Onderzocht is of een meer generieke formulering van de regeling mogelijk is. Hiermee zou dan voorkomen worden dat elke keer als er een nieuwe CREBO- of CROHO-opleiding bijkomt die opleidt tot de bekwaamheidseisen instructeur mbo, wijzigingen in de regeling nodig zijn. Een dergelijke generieke formulering vraagt waarschijnlijk ook aanpassingen in het Besluit bekwaamheidseisen onderwijspersoneel, de WEB en de Wet op het hoger onderwijs en wetenschappelijk onderzoek. Dergelijke aanpassingen kosten meer tijd. Om ondertussen toch te zorgen voor sluitende regelgeving is er nu voor gekozen om vooralsnog alleen de nieuwe opleidingen toe te voegen.

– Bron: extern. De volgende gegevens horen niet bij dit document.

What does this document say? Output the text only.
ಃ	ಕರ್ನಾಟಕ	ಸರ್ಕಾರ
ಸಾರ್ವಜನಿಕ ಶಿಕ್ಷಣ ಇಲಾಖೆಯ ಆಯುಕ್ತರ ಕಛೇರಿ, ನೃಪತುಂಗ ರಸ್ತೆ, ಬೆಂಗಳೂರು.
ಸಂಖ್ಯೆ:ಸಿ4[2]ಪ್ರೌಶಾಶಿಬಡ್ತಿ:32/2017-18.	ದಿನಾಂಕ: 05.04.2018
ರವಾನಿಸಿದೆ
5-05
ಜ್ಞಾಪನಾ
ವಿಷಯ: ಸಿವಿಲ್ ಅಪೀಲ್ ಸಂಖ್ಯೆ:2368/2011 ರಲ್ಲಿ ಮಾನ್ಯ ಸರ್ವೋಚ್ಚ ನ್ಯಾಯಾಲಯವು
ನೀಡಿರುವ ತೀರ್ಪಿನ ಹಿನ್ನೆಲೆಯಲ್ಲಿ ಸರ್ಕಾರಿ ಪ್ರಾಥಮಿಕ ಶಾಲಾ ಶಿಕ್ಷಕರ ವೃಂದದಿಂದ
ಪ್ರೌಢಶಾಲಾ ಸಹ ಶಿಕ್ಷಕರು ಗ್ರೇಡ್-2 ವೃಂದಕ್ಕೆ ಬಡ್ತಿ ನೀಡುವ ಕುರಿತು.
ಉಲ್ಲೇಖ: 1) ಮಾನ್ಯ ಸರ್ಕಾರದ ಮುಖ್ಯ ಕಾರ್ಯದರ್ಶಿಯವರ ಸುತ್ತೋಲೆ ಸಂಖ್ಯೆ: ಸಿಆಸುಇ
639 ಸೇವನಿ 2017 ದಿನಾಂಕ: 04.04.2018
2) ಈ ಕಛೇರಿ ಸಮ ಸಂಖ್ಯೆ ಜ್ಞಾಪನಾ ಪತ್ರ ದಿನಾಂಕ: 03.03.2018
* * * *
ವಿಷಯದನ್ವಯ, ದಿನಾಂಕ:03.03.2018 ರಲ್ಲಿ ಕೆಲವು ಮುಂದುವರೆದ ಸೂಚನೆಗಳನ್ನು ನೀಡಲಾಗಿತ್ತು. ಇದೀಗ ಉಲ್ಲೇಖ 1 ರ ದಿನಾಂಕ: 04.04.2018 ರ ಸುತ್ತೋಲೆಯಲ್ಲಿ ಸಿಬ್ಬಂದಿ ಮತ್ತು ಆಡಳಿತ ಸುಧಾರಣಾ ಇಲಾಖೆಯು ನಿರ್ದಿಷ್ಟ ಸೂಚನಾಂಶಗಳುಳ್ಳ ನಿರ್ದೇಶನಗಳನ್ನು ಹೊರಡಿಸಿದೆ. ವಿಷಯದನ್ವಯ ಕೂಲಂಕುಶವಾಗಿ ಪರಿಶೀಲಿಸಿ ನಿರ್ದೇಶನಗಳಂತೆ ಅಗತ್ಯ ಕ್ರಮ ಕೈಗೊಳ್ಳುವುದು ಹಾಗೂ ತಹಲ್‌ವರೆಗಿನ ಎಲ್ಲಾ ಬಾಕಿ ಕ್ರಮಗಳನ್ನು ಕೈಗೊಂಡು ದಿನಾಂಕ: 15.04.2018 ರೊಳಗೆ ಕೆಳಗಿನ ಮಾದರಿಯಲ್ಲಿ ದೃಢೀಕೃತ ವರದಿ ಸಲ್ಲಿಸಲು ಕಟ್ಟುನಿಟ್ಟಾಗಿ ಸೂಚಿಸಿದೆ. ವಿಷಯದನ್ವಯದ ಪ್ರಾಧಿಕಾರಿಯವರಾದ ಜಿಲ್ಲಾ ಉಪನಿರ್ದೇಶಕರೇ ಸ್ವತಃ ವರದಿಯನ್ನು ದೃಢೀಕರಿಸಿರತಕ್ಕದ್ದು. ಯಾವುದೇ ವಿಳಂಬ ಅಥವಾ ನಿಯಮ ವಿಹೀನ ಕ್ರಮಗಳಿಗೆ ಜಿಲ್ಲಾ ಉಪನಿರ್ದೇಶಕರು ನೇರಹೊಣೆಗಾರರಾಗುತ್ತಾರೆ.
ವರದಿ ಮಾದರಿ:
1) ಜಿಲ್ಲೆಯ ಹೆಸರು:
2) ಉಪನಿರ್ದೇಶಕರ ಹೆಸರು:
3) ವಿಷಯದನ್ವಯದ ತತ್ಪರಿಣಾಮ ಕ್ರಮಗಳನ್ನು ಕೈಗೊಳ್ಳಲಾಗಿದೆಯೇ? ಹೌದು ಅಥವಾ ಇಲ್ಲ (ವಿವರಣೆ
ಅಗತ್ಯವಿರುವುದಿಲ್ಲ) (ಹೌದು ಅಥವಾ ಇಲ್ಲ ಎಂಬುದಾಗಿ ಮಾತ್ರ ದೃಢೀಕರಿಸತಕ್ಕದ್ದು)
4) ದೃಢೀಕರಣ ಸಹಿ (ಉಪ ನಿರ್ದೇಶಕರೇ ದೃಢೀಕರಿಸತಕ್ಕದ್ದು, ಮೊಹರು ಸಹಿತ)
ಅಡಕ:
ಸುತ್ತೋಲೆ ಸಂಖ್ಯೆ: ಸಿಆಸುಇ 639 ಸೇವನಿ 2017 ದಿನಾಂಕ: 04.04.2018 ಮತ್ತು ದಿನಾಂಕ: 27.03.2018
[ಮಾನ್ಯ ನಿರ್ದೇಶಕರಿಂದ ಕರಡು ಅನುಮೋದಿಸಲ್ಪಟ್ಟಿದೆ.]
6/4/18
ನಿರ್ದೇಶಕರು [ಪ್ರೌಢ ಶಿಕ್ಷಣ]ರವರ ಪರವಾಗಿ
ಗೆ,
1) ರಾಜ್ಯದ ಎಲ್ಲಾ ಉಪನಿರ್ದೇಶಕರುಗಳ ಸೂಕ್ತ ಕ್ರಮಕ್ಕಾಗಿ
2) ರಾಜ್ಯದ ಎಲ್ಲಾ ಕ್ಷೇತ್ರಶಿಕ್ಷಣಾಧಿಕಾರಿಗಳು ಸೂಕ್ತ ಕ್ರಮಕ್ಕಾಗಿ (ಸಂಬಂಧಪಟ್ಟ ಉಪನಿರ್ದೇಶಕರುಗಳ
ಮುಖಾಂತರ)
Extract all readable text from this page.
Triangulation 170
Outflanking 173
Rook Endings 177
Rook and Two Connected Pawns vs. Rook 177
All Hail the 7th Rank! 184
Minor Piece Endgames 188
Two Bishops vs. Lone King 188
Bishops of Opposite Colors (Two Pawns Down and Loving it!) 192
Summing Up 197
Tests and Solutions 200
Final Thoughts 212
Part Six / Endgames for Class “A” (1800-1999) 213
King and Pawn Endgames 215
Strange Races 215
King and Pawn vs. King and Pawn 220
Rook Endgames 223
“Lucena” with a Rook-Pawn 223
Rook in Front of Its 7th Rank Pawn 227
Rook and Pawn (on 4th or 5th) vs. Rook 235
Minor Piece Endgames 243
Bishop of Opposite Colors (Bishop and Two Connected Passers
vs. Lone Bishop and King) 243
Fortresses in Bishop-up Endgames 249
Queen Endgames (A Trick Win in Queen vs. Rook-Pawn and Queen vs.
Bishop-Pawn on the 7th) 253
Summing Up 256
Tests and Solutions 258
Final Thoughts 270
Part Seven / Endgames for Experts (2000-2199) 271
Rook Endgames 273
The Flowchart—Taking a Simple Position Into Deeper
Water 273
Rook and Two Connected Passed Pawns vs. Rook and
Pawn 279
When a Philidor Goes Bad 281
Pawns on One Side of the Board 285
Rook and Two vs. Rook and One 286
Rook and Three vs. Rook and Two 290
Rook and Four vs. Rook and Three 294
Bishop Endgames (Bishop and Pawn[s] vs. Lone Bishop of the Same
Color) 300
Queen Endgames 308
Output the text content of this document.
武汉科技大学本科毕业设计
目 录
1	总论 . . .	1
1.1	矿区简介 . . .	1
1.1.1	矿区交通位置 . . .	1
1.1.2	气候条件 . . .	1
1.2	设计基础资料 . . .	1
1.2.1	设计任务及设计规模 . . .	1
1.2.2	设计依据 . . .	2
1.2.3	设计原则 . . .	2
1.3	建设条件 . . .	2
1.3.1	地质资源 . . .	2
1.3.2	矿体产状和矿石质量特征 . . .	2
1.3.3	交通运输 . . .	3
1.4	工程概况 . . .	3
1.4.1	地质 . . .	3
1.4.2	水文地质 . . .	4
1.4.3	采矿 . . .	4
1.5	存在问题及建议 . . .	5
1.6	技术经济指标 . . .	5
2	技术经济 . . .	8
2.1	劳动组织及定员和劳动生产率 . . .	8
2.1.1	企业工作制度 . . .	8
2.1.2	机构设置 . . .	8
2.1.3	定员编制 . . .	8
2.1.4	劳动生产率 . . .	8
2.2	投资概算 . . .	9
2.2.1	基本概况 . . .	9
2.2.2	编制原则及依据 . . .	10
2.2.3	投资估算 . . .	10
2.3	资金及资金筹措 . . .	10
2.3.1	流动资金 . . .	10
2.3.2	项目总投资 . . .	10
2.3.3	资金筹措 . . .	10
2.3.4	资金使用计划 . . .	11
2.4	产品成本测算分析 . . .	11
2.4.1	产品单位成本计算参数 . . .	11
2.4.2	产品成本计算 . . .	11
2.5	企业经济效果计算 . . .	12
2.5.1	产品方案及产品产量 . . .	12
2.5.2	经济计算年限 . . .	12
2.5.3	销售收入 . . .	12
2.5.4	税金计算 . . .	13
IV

II. Uitvoering en handhaafbaarheid

In het kader van de totstandkoming van deze regeling is deze ter consultatie voorgelegd aan de Dienst Uitvoering Onderwijs, de Inspectie van het Onderwijs, en de Auditdienst Rijk. Hieruit is gebleken dat deze wijziging geen invloed heeft op de uitvoering en handhaafbaarheid.

III. Regeldruk

Er komen met deze wijziging geen veranderingen in de regeldruk.

IV. Inwerkingtreding

Deze regeling treedt in werking met ingang van 1 augustus 2021. Met dit tijdstip wordt deels voldaan aan het kabinetsbeleid voor vaste verandermomenten. Het is alleen niet gelukt de regeling ten minste twee maanden voor inwerkingtreding te publiceren in de Staatscourant. De onderwijsinstellingen zijn echter wel op de hoogte van deze wijzigingsregeling.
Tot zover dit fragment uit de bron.